For the full benchmark data once community submissions land, see /check/voxtral/rtx-5080.
Troubleshooting
vLLM consumes far more than 9.5 GB
A user on the HF model discussion reported that vLLM "takes up almost 40GB VRAM for me" — vLLM pre-allocates a large KV cache, which is why it overshoots the ~9.5 GB resident-weights figure on the Mistral card. To bring vLLM into a 16 GB budget on the 5080, cap --max-model-len (the 32k default reserves the full audio-encoder cache up front) and consider --gpu-memory-utilization 0.85 to leave activation headroom. The exact ceiling depends on your concurrent-stream count — start with --max-model-len 8192 and raise it until you hit OOM, or stick with the Transformers backend for single-user desktop work.
ImportError or version mismatch on import
Voxtral was added in transformers >= 4.54.0 and needs mistral-common[audio] >= 1.8.1. The HF card calls these out explicitly. If you see cannot import name 'VoxtralForConditionalGeneration', your transformers is too old — upgrade with pip install -U transformers.
GGUF / llama.cpp builds
Per the HF discussion thread, a community user notes that "GGUF only works with decoder-only models like LLaMA, so we can't convert the full Voxtral with audio encoder yet." Stick with the Transformers or vLLM paths above.
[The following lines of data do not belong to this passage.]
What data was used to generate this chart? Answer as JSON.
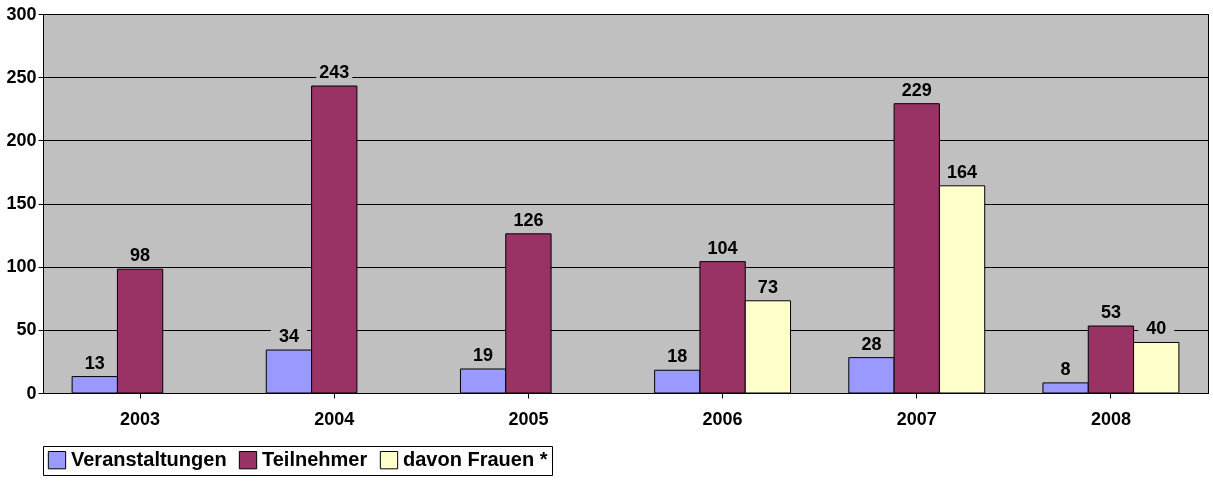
{
  "chart_data": {
    "type": "bar",
    "categories": [
      "2003",
      "2004",
      "2005",
      "2006",
      "2007",
      "2008"
    ],
    "series": [
      {
        "name": "Veranstaltungen",
        "color": "#9999ff",
        "values": [
          13,
          34,
          19,
          18,
          28,
          8
        ]
      },
      {
        "name": "Teilnehmer",
        "color": "#993366",
        "values": [
          98,
          243,
          126,
          104,
          229,
          53
        ]
      },
      {
        "name": "davon Frauen *",
        "color": "#ffffcc",
        "values": [
          null,
          null,
          null,
          73,
          164,
          40
        ]
      }
    ],
    "ylim": [
      0,
      300
    ],
    "yticks": [
      0,
      50,
      100,
      150,
      200,
      250,
      300
    ],
    "grid": "y",
    "legend": "bottom",
    "data_labels": true
  }
}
The official FP8 mirror covers the "smaller weights" use case without requiring GGUF.
Should I use the 24B variant instead?
No — not on this GPU. Voxtral Small 24B is the same architecture at a larger scale, but its model card states "Running Voxtral-Small-24B-2507 on GPU requires ~55 GB of GPU RAM in bf16 or fp16" — about 5× the 5080's 16 GB envelope, and out of reach even with FP8. Voxtral Mini 3B is the right variant for any consumer GPU under 24 GB.